The Organismo de Investigacion Judicial (OIJ), confirmed they are investigating the disappearance of the owner of local online sportsbook, 5Dimes, located in San Pedro after he was reported missing late last month.
OIJ director, Walter Espinoza, confirmed they are investigating the disappearance of 43-year-old William Sean Creighton, known throughout the online sports betting world simply as ‘Tony,’ who hasn’t been seen since he left work on the night of September 24.
His wife, a Costa Rican national, reported him missing the following day. Espinoza said they cannot comment anymore on the case for fear of putting at the risk the man’s life. Espinoza would only say the OIJ is investigating a disappearance, not speculating if the case was an abduction, would only say that the OIJ not received any ransom requests.

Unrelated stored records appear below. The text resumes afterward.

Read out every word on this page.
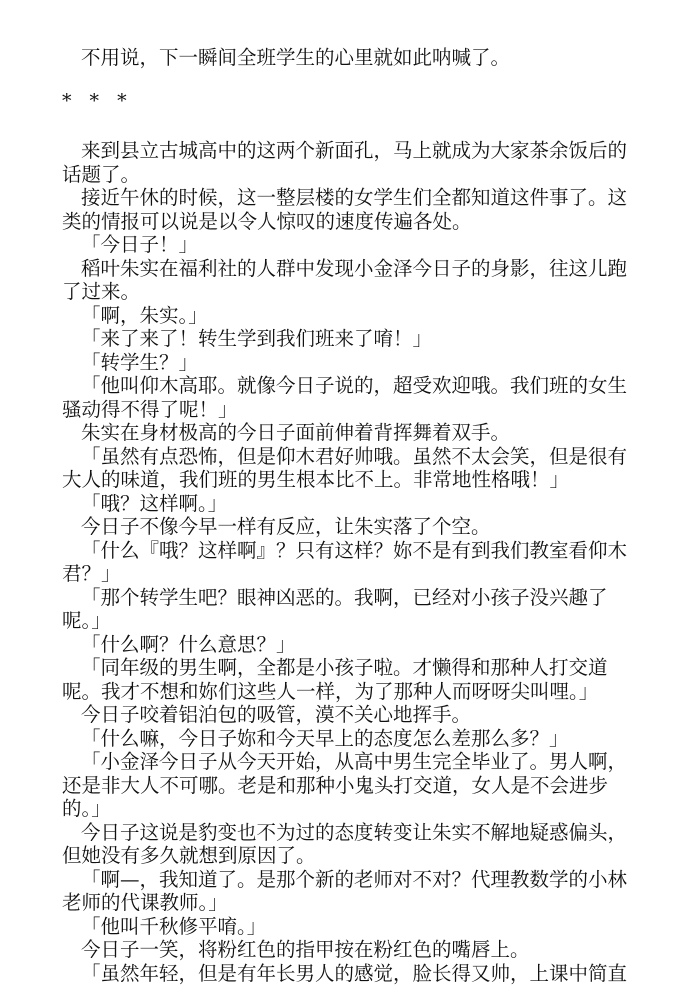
不用说，下一瞬间全班学生的心里就如此呐喊了。

* * *

来到县立古城高中的这两个新面孔，马上就成为大家茶余饭后的话题了。

接近午休的时候，这一整层楼的女学生们全都知道这件事了。这类的情报可以说是以令人惊叹的速度传遍各处。

「今日子！」

稻叶朱实在福利社的人群中发现小金泽今日子的身影，往这儿跑了过来。

「啊，朱实。」

「来了来了！转生学到我们班来了唷！」

「转学生？」

「他叫仰木高耶。就像今日子说的，超受欢迎哦。我们班的女生骚动得不得了呢！」

朱实在身材极高的今日子面前伸着背挥舞着双手。

「虽然有点恐怖，但是仰木君好帅哦。虽然不太会笑，但是很有大人的味道，我们班的男生根本比不上。非常地性格哦！」

「哦？这样啊。」

今日子不像今早一样有反应，让朱实落了个空。

「什么『哦？这样啊』？只有这样？妳不是有到我们教室看仰木君？」

「那个转学生吧？眼神凶恶的。我啊，已经对小孩子没兴趣了呢。」

「什么啊？什么意思？」

「同年级的男生啊，全都是小孩子啦。才懒得和那种人打交道呢。我才不想和妳们这些人一样，为了那种人而呀呀尖叫哩。」

今日子咬着铝泊包的吸管，漠不关心地挥手。

「什么嘛，今日子妳和今天早上的态度怎么差那么多？」

「小金泽今日子从今天开始，从高中男生完全毕业了。男人啊，还是非大人不可哪。老是和那种小鬼头打交道，女人是不会进步的。」

今日子这说是豹变也不为过的态度转变让朱实不解地疑惑偏头，但她没有多久就想到原因了。

「啊—，我知道了。是那个新的老师对不对？代理教数学的小林老师的代课教师。」

「他叫千秋修平唷。」

今日子一笑，将粉红色的指甲按在粉红色的嘴唇上。

「虽然年轻，但是有年长男人的感觉，脸长得又帅，上课中简直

But Costa Rica’s self-proclaimed “most sold newspaper in Costa Rica”, the Diario Extra, reported that “Tony” had been abducted by four men and that a sizable ransom had already been paid by his family.
According to the Diario Extra report, Tony’s Porsche Cayenne was forced off the road that night by two gunmen on a motorcycle and two more individuals in a BMW. Tony’s wife reportedly received a call from his captors later that night, demanding payment of US$950,000 dollars.

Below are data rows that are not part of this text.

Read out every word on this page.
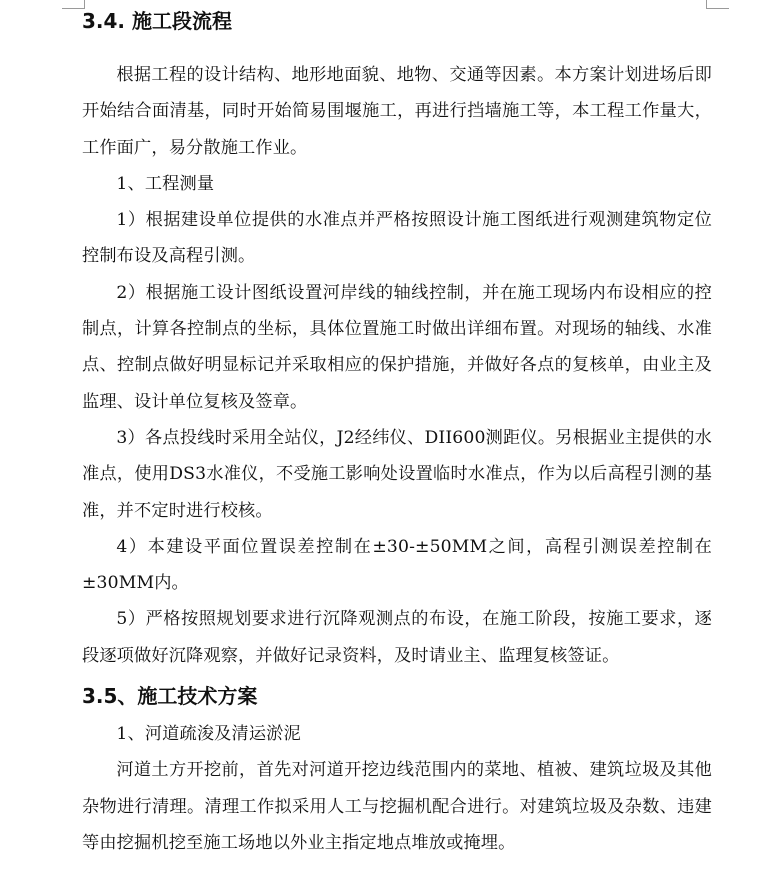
3.4. 施工段流程

根据工程的设计结构、地形地面貌、地物、交通等因素。本方案计划进场后即开始结合面清基，同时开始简易围堰施工，再进行挡墙施工等，本工程工作量大，工作面广，易分散施工作业。

1、工程测量

1）根据建设单位提供的水准点并严格按照设计施工图纸进行观测建筑物定位控制布设及高程引测。

2）根据施工设计图纸设置河岸线的轴线控制，并在施工现场内布设相应的控制点，计算各控制点的坐标，具体位置施工时做出详细布置。对现场的轴线、水准点、控制点做好明显标记并采取相应的保护措施，并做好各点的复核单，由业主及监理、设计单位复核及签章。

3）各点投线时采用全站仪，J2经纬仪、DII600测距仪。另根据业主提供的水准点，使用DS3水准仪，不受施工影响处设置临时水准点，作为以后高程引测的基准，并不定时进行校核。

4）本建设平面位置误差控制在±30-±50MM之间，高程引测误差控制在±30MM内。

5）严格按照规划要求进行沉降观测点的布设，在施工阶段，按施工要求，逐段逐项做好沉降观察，并做好记录资料，及时请业主、监理复核签证。

3.5、施工技术方案

1、河道疏浚及清运淤泥

河道土方开挖前，首先对河道开挖边线范围内的菜地、植被、建筑垃圾及其他杂物进行清理。清理工作拟采用人工与挖掘机配合进行。对建筑垃圾及杂数、违建等由挖掘机挖至施工场地以外业主指定地点堆放或掩埋。
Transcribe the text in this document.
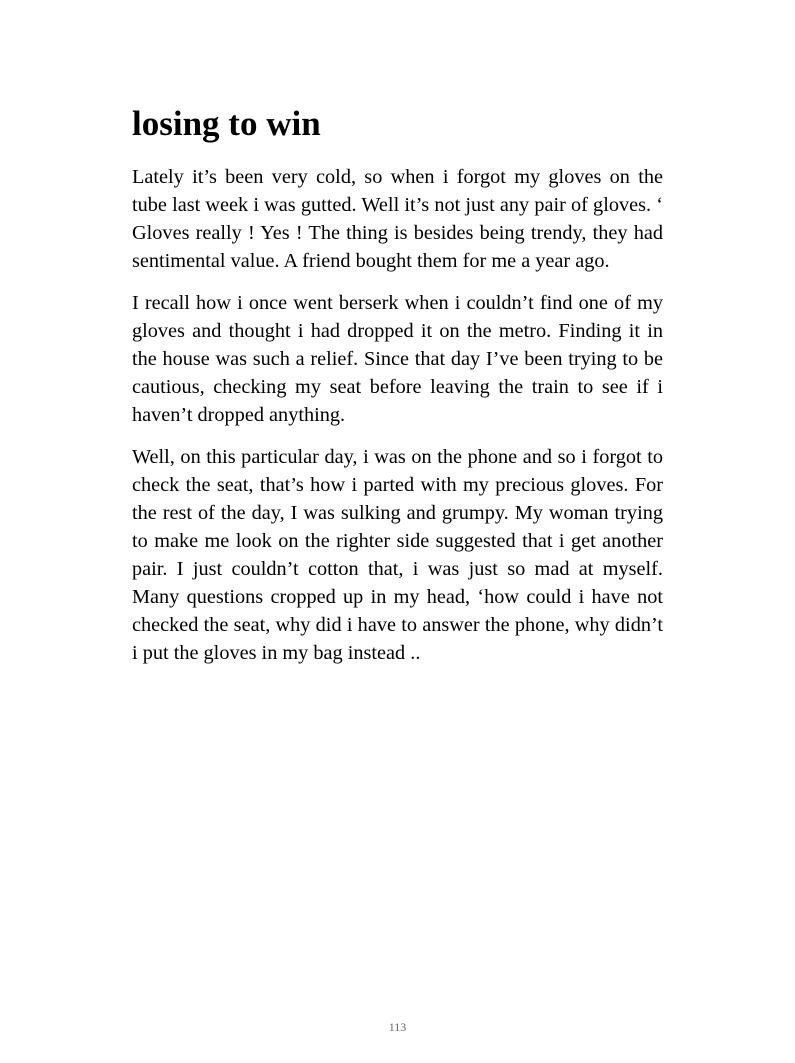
losing to win

Lately it’s been very cold, so when i forgot my gloves on the tube last week i was gutted. Well it’s not just any pair of gloves. ‘ Gloves really ! Yes ! The thing is besides being trendy, they had sentimental value. A friend bought them for me a year ago.

I recall how i once went berserk when i couldn’t find one of my gloves and thought i had dropped it on the metro. Finding it in the house was such a relief. Since that day I’ve been trying to be cautious, checking my seat before leaving the train to see if i haven’t dropped anything.

Well, on this particular day, i was on the phone and so i forgot to check the seat, that’s how i parted with my precious gloves. For the rest of the day, I was sulking and grumpy. My woman trying to make me look on the righter side suggested that i get another pair. I just couldn’t cotton that, i was just so mad at myself. Many questions cropped up in my head, ‘how could i have not checked the seat, why did i have to answer the phone, why didn’t i put the gloves in my bag instead ..

113
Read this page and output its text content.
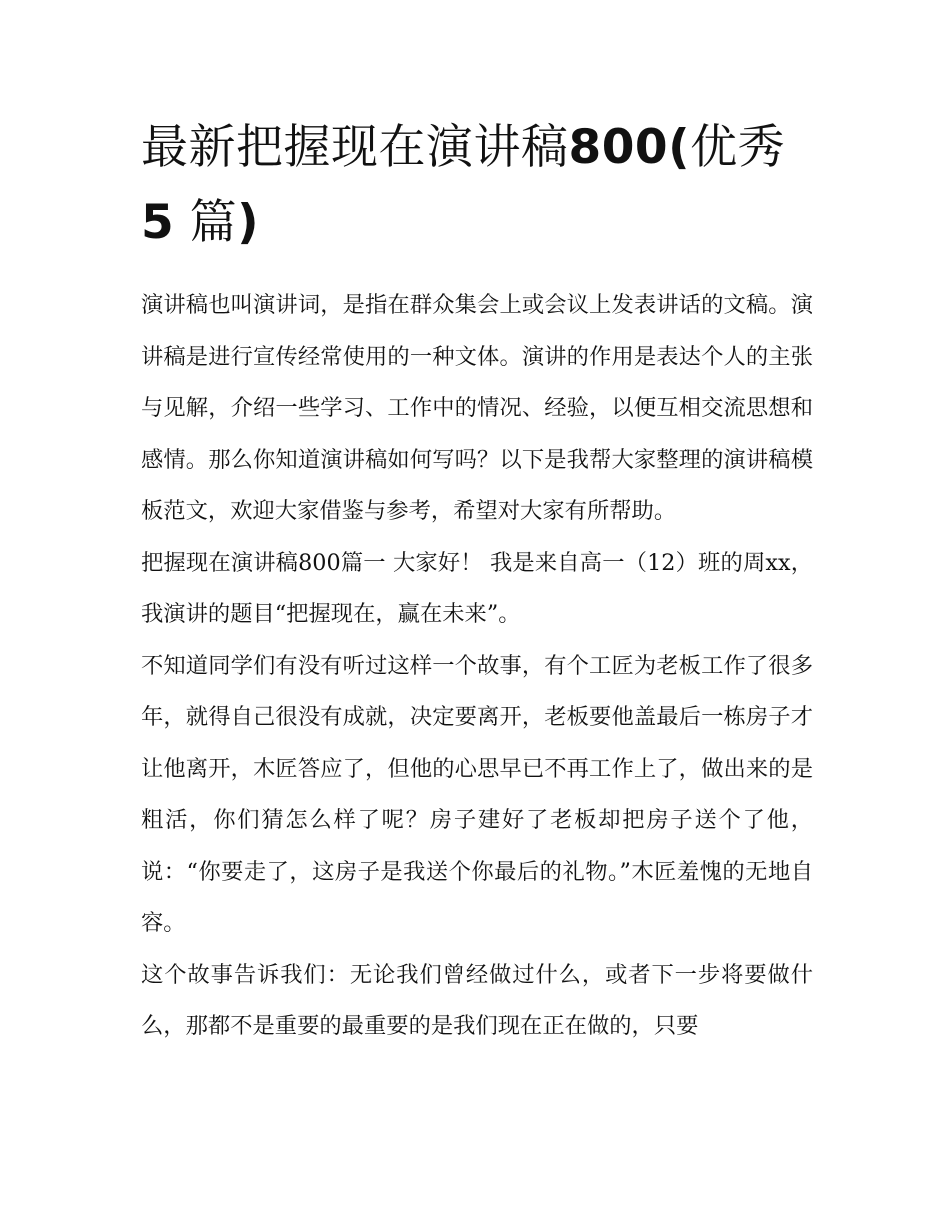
最新把握现在演讲稿800(优秀
5 篇)

演讲稿也叫演讲词，是指在群众集会上或会议上发表讲话的文稿。演讲稿是进行宣传经常使用的一种文体。演讲的作用是表达个人的主张与见解，介绍一些学习、工作中的情况、经验，以便互相交流思想和感情。那么你知道演讲稿如何写吗？以下是我帮大家整理的演讲稿模板范文，欢迎大家借鉴与参考，希望对大家有所帮助。

把握现在演讲稿800篇一 大家好！ 我是来自高一（12）班的周xx，我演讲的题目“把握现在，赢在未来”。

不知道同学们有没有听过这样一个故事，有个工匠为老板工作了很多年，就得自己很没有成就，决定要离开，老板要他盖最后一栋房子才让他离开，木匠答应了，但他的心思早已不再工作上了，做出来的是粗活，你们猜怎么样了呢？房子建好了老板却把房子送个了他，说：“你要走了，这房子是我送个你最后的礼物。”木匠羞愧的无地自容。

这个故事告诉我们：无论我们曾经做过什么，或者下一步将要做什么，那都不是重要的最重要的是我们现在正在做的，只要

The family and the OIJ are not confirming (or denying) the kidnapping or the ransom. The Diario Extra claims sources close to the case for their information.
The reports say that Tony spoke to his wife to assure her that he was fine, and a payment in ‘virtual currency’ was said to have been transmitted electronically to his captors that same night.

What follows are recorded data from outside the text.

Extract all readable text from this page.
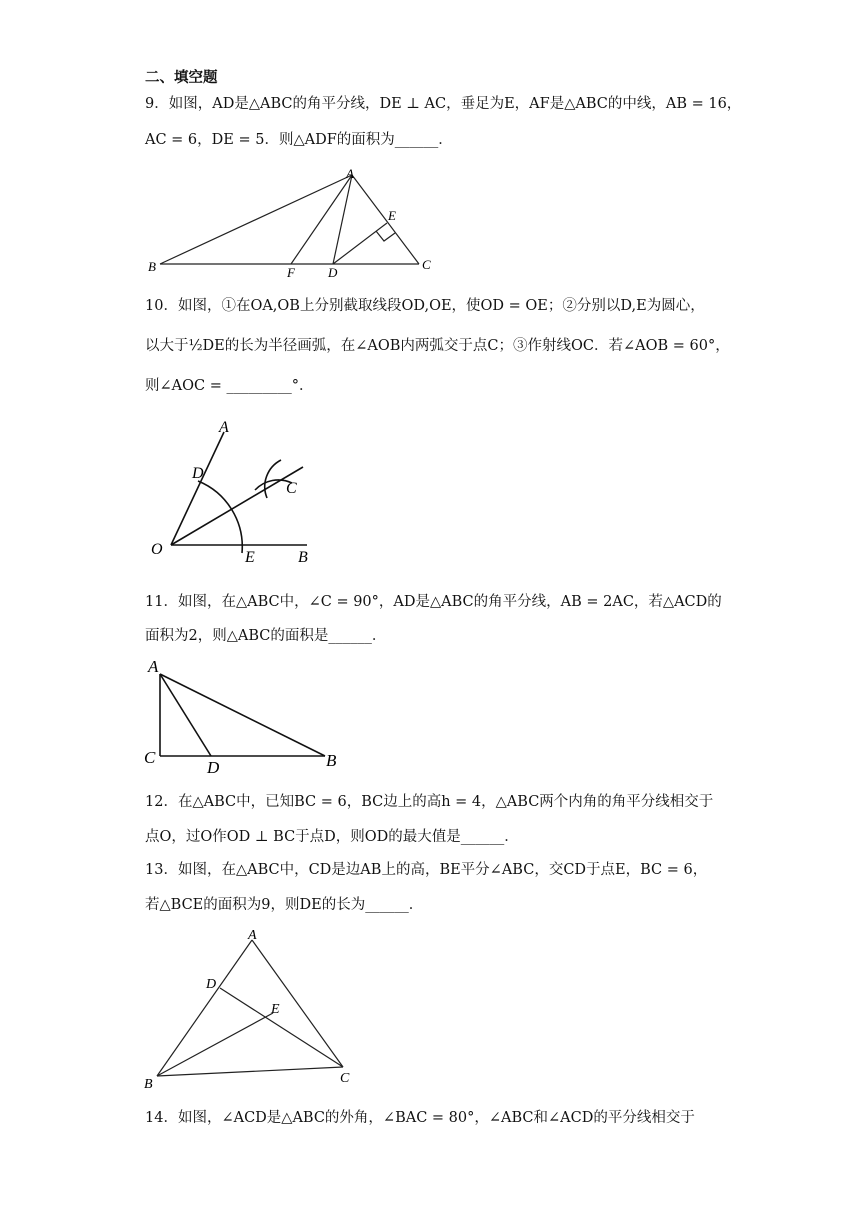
二、填空题
9．如图，AD是△ABC的角平分线，DE ⊥ AC，垂足为E，AF是△ABC的中线，AB = 16，
AC = 6，DE = 5．则△ADF的面积为______．
A
E
B	F	D
C
10．如图，①在OA,OB上分别截取线段OD,OE，使OD = OE；②分别以D,E为圆心，
以大于½DE的长为半径画弧，在∠AOB内两弧交于点C；③作射线OC．若∠AOB = 60°，
则∠AOC = _________°．
A
D
C
O	E	B
11．如图，在△ABC中，∠C = 90°，AD是△ABC的角平分线，AB = 2AC，若△ACD的
面积为2，则△ABC的面积是______．
A
C
D	B
12．在△ABC中，已知BC = 6，BC边上的高h = 4，△ABC两个内角的角平分线相交于
点O，过O作OD ⊥ BC于点D，则OD的最大值是______．
13．如图，在△ABC中，CD是边AB上的高，BE平分∠ABC，交CD于点E，BC = 6，
若△BCE的面积为9，则DE的长为______．
A
D
E
B	C
14．如图，∠ACD是△ABC的外角，∠BAC = 80°，∠ABC和∠ACD的平分线相交于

However, Tony’s release never came.
Other reports indicate the family had hired private investigators from the U.S. — allegedly former agents of the US Federal Bureau of Investigation — who traveled to Costa Rica, but would not disclose publicly their findings. The Diario Extra reports the PI’s are still in Costa Rica, though cooperating with local police.
The report indicated that Creighton’s family had hired private investigators before contacting the police.